Posts: 233
Threads: 0
Joined: Dec 2010
I've been thinking about doing this, and wondered what you all thought. I have a PennState Tempest Cyclone, 240v, 2 or 3hp. My shop is 40' long. I finally got it installed. My main plenum is about 55' long. It ends with 4" but goes to 6" and then necks down to 5" to go into the Cyclone. I used all HVAC fittings (galvanized).
My PM66 is at the end. It pulls okay, but not as well as I wanted. I have my Dad's old Belsaw dust collector. It has a 1/2hp motor attached to a heavy aluminum casting. This sits on a cardboard barrel. A large filter bag attaches to the casting as well. It is a very poor design. The filter bag and barrel split the dust.
Yesterday I fastened the hose from my PM66 to the Belsaw intake and removed the filter bag from the exhaust of the Belsaw to the end of my dust collector system. I turned on the Belsaw. Then I turned on the Tempest. It seemed to work pretty good.
My system has a lot of leaks.
I was wondering if I am doing anything wrong doing this. I don't want to damage my Tempest.
What do you think?
RP
Posts: 1,430
Threads: 1
Joined: Jun 2008
RPE1 said:
What do you think?
Fix the leaks.
Posts: 12,604
Threads: 0
Joined: Aug 2003
Location: Wapakoneta, OH
Check the amp draw on the Tempest to see if you're overloading the motor. I seriously doubt you are since it's only a 4" pipe carrying the air, but you can check.
I started with absolutely nothing. Now, thanks to years of hard work, careful planning, and perseverance, I find I still have most of it left.
Posts: 13,412
Threads: 0
Joined: Jun 2004
Location: Texas
I agree with fix the leaks first, then go from there if it isn't doing well.
Example;
http://www.rcdmastics.com/products/6-mastic.html
Posts: 136
Threads: 0
Joined: Nov 2012
Since it's already together, I recommend you get some aluminum tape and tape all your joints; the aluminum is good because you can mold it to the joints for a good seal.

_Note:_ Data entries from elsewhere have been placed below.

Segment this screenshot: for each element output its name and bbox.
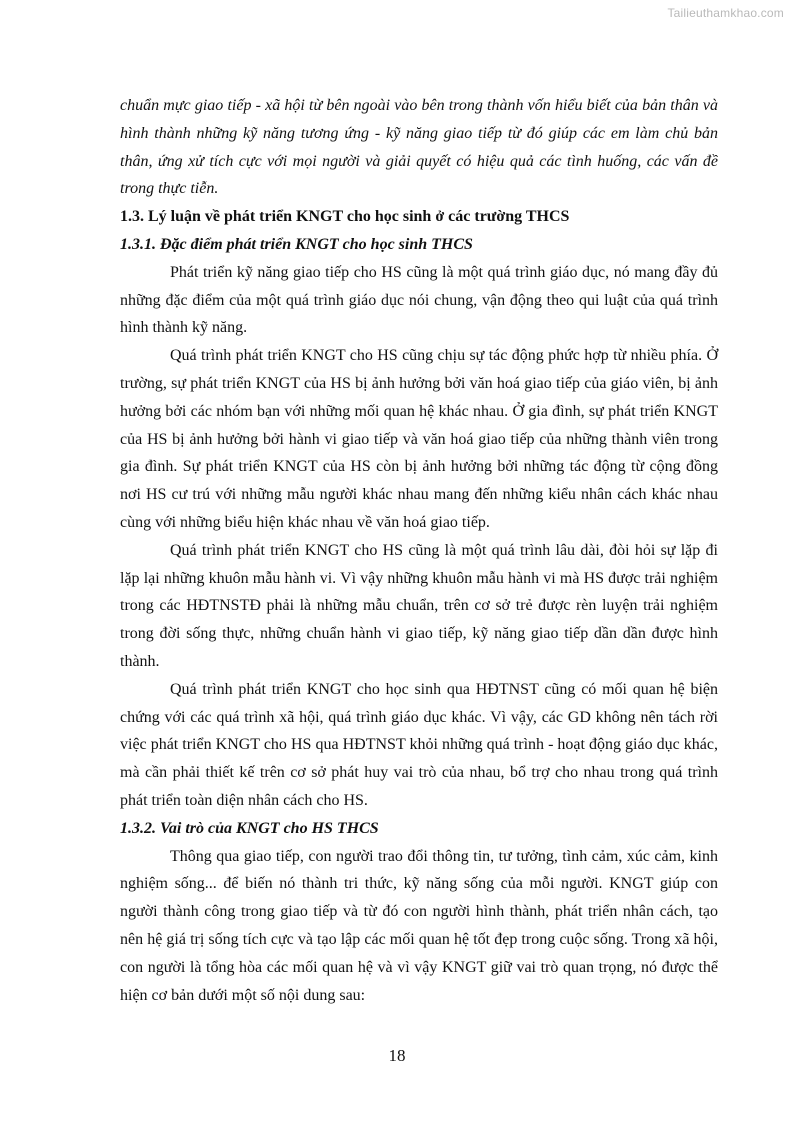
section-heading-1-3: 1.3. Lý luận về phát triển KNGT cho học sinh ở các trường THCS: [120, 208, 570, 226]
body-paragraph-3: Quá trình phát triển KNGT cho HS cũng là một quá trình lâu dài, đòi hỏi sự lặp đi lặp lại những khuôn mẫu hành vi. Vì vậy những khuôn mẫu hành vi mà HS được trải nghiệm trong các HĐTNSTĐ phải là những mẫu chuẩn, trên cơ sở trẻ được rèn luyện trải nghiệm trong đời sống thực, những chuẩn hành vi giao tiếp, kỹ năng giao tiếp dần dần được hình thành.: [120, 541, 718, 670]
body-paragraph-1: Phát triển kỹ năng giao tiếp cho HS cũng là một quá trình giáo dục, nó mang đầy đủ những đặc điểm của một quá trình giáo dục nói chung, vận động theo qui luật của quá trình hình thành kỹ năng.: [120, 263, 718, 337]
body-paragraph-2: Quá trình phát triển KNGT cho HS cũng chịu sự tác động phức hợp từ nhiều phía. Ở trường, sự phát triển KNGT của HS bị ảnh hưởng bởi văn hoá giao tiếp của giáo viên, bị ảnh hưởng bởi các nhóm bạn với những mối quan hệ khác nhau. Ở gia đình, sự phát triển KNGT của HS bị ảnh hưởng bởi hành vi giao tiếp và văn hoá giao tiếp của những thành viên trong gia đình. Sự phát triển KNGT của HS còn bị ảnh hưởng bởi những tác động từ cộng đồng nơi HS cư trú với những mẫu người khác nhau mang đến những kiểu nhân cách khác nhau cùng với những biểu hiện khác nhau về văn hoá giao tiếp.: [120, 347, 718, 531]
subsection-heading-1-3-1: 1.3.1. Đặc điểm phát triển KNGT cho học sinh THCS: [120, 235, 473, 253]
body-paragraph-4: Quá trình phát triển KNGT cho học sinh qua HĐTNST cũng có mối quan hệ biện chứng với các quá trình xã hội, quá trình giáo dục khác. Vì vậy, các GD không nên tách rời việc phát triển KNGT cho HS qua HĐTNST khỏi những quá trình - hoạt động giáo dục khác, mà cần phải thiết kế trên cơ sở phát huy vai trò của nhau, bổ trợ cho nhau trong quá trình phát triển toàn diện nhân cách cho HS.: [120, 680, 718, 809]
subsection-heading-1-3-2: 1.3.2. Vai trò của KNGT cho HS THCS: [120, 819, 379, 837]
intro-paragraph: chuẩn mực giao tiếp - xã hội từ bên ngoài vào bên trong thành vốn hiểu biết của bản thân và hình thành những kỹ năng tương ứng - kỹ năng giao tiếp từ đó giúp các em làm chủ bản thân, ứng xử tích cực với mọi người và giải quyết có hiệu quả các tình huống, các vấn đề trong thực tiễn.: [120, 97, 718, 198]
body-paragraph-5: Thông qua giao tiếp, con người trao đổi thông tin, tư tưởng, tình cảm, xúc cảm, kinh nghiệm sống... để biến nó thành tri thức, kỹ năng sống của mỗi người. KNGT giúp con người thành công trong giao tiếp và từ đó con người hình thành, phát triển nhân cách, tạo nên hệ giá trị sống tích cực và tạo lập các mối quan hệ tốt đẹp trong cuộc sống. Trong xã hội, con người là tổng hòa các mối quan hệ và vì vậy KNGT giữ vai trò quan trọng, nó được thể hiện cơ bản dưới một số nội dung sau:: [120, 847, 718, 1004]
page-body: [120, 92, 718, 1009]
page-number: 18: [388, 1046, 406, 1065]
watermark: Tailieuthamkhao.com: [667, 6, 784, 20]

Giving the system a boost with the smaller dust collector at the tool won't hurt anything.
You should have blast gates at all branches and keep them closed when not in use
You say you reduce to 5" to get into the collector? The tempest says it has a 7" inlet. Why are you reducing?
Posts: 38,525
Threads: 0
Joined: Feb 2002
Location: East Texas
fix the leaks, you can lose quite a bit of air flow with leaks.

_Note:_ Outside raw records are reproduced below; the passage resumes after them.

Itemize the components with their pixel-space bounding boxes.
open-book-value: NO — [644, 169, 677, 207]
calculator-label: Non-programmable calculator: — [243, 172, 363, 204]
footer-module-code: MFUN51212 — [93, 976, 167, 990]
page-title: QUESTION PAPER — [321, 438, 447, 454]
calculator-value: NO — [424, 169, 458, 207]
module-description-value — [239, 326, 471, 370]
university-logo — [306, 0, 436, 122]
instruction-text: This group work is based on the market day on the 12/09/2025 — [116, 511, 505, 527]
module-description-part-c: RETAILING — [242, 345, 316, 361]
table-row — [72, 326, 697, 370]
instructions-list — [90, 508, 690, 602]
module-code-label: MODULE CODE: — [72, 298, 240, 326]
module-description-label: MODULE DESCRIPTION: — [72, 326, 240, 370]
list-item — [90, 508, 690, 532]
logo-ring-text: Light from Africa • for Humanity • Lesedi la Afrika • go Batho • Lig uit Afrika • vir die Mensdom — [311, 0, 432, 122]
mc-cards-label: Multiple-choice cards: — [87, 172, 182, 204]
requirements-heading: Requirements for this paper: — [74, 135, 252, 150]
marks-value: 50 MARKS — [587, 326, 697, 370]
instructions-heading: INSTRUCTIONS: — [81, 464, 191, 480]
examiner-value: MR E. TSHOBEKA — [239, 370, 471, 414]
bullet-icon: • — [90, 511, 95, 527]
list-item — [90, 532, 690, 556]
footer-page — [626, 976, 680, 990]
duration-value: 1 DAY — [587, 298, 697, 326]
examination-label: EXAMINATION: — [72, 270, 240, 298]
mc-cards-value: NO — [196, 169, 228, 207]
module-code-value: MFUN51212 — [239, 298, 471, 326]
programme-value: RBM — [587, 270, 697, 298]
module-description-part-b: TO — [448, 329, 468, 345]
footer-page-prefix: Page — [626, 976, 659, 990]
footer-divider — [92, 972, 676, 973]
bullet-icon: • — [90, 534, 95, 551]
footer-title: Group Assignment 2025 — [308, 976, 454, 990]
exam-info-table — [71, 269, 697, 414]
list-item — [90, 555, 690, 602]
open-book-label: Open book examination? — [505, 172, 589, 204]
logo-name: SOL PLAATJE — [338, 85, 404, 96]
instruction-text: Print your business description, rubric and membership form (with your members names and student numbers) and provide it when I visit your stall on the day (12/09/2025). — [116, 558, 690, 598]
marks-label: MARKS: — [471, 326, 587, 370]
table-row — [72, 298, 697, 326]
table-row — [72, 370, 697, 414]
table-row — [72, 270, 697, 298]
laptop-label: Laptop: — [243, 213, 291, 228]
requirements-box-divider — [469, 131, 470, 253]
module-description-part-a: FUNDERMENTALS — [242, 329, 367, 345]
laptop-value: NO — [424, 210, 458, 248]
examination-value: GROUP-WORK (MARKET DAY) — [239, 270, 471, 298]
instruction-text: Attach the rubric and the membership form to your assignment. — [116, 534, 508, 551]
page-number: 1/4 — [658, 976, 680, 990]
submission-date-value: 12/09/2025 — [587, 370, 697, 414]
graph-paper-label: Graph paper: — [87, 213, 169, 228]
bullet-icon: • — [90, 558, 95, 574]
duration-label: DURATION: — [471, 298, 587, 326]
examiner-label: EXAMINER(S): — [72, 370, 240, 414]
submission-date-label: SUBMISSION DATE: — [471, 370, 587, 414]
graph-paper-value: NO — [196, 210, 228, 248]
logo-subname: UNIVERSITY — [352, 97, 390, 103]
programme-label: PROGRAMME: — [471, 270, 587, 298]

gate off all your tools so you can direct the airflow to just the tool you're using.
then see what kind of suction you get at your saw.

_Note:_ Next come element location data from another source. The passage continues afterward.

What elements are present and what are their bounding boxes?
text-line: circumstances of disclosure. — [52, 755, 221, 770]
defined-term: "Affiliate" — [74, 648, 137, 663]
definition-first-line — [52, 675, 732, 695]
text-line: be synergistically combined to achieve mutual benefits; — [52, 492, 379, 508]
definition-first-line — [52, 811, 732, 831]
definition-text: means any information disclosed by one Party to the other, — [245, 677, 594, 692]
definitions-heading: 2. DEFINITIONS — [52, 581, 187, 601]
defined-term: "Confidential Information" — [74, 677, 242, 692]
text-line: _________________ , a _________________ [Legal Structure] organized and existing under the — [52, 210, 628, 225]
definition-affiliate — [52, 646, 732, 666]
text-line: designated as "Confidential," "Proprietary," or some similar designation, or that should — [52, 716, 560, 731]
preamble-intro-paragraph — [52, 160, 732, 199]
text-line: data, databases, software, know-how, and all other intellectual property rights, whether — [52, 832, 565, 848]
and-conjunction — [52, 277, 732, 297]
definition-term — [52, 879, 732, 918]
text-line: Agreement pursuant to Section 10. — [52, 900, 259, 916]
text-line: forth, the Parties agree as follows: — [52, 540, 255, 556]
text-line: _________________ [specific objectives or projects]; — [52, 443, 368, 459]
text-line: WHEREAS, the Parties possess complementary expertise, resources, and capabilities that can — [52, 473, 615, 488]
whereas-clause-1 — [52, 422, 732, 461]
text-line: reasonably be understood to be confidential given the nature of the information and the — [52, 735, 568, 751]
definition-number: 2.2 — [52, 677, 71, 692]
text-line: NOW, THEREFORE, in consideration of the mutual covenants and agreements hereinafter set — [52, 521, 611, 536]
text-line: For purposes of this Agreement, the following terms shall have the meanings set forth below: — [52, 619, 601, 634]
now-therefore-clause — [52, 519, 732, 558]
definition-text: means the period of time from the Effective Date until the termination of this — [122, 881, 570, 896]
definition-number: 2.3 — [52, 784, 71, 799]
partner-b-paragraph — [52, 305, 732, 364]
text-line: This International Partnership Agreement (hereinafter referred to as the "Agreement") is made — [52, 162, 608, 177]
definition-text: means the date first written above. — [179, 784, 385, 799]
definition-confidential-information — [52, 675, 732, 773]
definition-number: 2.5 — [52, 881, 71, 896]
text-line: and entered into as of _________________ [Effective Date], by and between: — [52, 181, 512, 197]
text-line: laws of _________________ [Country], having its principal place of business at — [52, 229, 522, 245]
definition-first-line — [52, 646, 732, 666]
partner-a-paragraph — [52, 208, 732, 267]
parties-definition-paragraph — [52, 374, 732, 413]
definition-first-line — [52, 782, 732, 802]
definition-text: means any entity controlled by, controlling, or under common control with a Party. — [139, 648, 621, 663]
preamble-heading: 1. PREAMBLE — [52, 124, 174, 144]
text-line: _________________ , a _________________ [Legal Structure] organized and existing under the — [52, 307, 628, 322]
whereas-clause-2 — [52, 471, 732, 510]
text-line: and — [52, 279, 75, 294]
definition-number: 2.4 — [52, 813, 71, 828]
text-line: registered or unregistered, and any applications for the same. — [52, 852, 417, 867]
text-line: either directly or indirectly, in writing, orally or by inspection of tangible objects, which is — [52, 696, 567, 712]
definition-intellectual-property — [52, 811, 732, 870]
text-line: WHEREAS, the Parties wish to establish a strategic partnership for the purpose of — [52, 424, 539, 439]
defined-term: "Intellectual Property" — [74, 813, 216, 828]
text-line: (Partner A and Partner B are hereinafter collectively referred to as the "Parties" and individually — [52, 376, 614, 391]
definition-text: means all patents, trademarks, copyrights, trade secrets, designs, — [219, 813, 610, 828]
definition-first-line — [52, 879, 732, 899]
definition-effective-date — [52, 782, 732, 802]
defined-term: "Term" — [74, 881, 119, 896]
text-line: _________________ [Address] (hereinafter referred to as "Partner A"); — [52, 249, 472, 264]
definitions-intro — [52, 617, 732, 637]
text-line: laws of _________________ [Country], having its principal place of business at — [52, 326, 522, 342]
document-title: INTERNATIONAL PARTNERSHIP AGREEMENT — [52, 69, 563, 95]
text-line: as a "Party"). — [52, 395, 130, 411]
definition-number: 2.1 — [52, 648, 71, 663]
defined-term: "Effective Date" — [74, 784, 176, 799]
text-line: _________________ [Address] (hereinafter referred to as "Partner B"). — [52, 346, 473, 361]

Reality is that which, when you stop believing in it, doesn't go away. - Philip K. Dick
Mark
Posts: 16,604
Threads: 0
Joined: Oct 2002
Location: Ra-cha-cha, NY
To echo, seal the leaks. Open the inlet to 6" or more. Open the port on the saw to something larger. Add an overhead guard with DC and run hose to that. And check the current draw of the DC against the motor's nameplate rating. And watch that mastic; it's tenacious and if you make a mess, it's there.
Tom
“This place smells like that odd combination of flop sweat, hopelessness, aaaand feet"
Posts: 233
Threads: 0
Joined: Dec 2010
My tempest is 5". I've had it for 10 years.
Posts: 1,172
Threads: 0
Joined: Dec 2007
Great minds apparently think alike. My son has a 30' run of 4" from a
HarborFreight 2hp dust collector. Worked wonderfully for the CMS station 8 feet along, but marginally for the small belt sander, lathe and bandsaw at the end. Had a small portable 1hp HF DC, we stuck it in line at the end, and WOW. the end station now works wonderfully. You have to pay attention and close/open the right blast gates, but our experience confirms the effectiveness of inline augmentation of a long duct line. Ray
Posts: 136
Threads: 0
Joined: Nov 2012
RPE1 said:
My tempest is 5". I've had it for 10 years.
You should try to stay with a 5" trunk- necking down will create a turbulence at the reduction fitting.
If you used regular HVAC snap lock pipe, you should probably tape the snap seams also. And try to make sure the pipe stays round.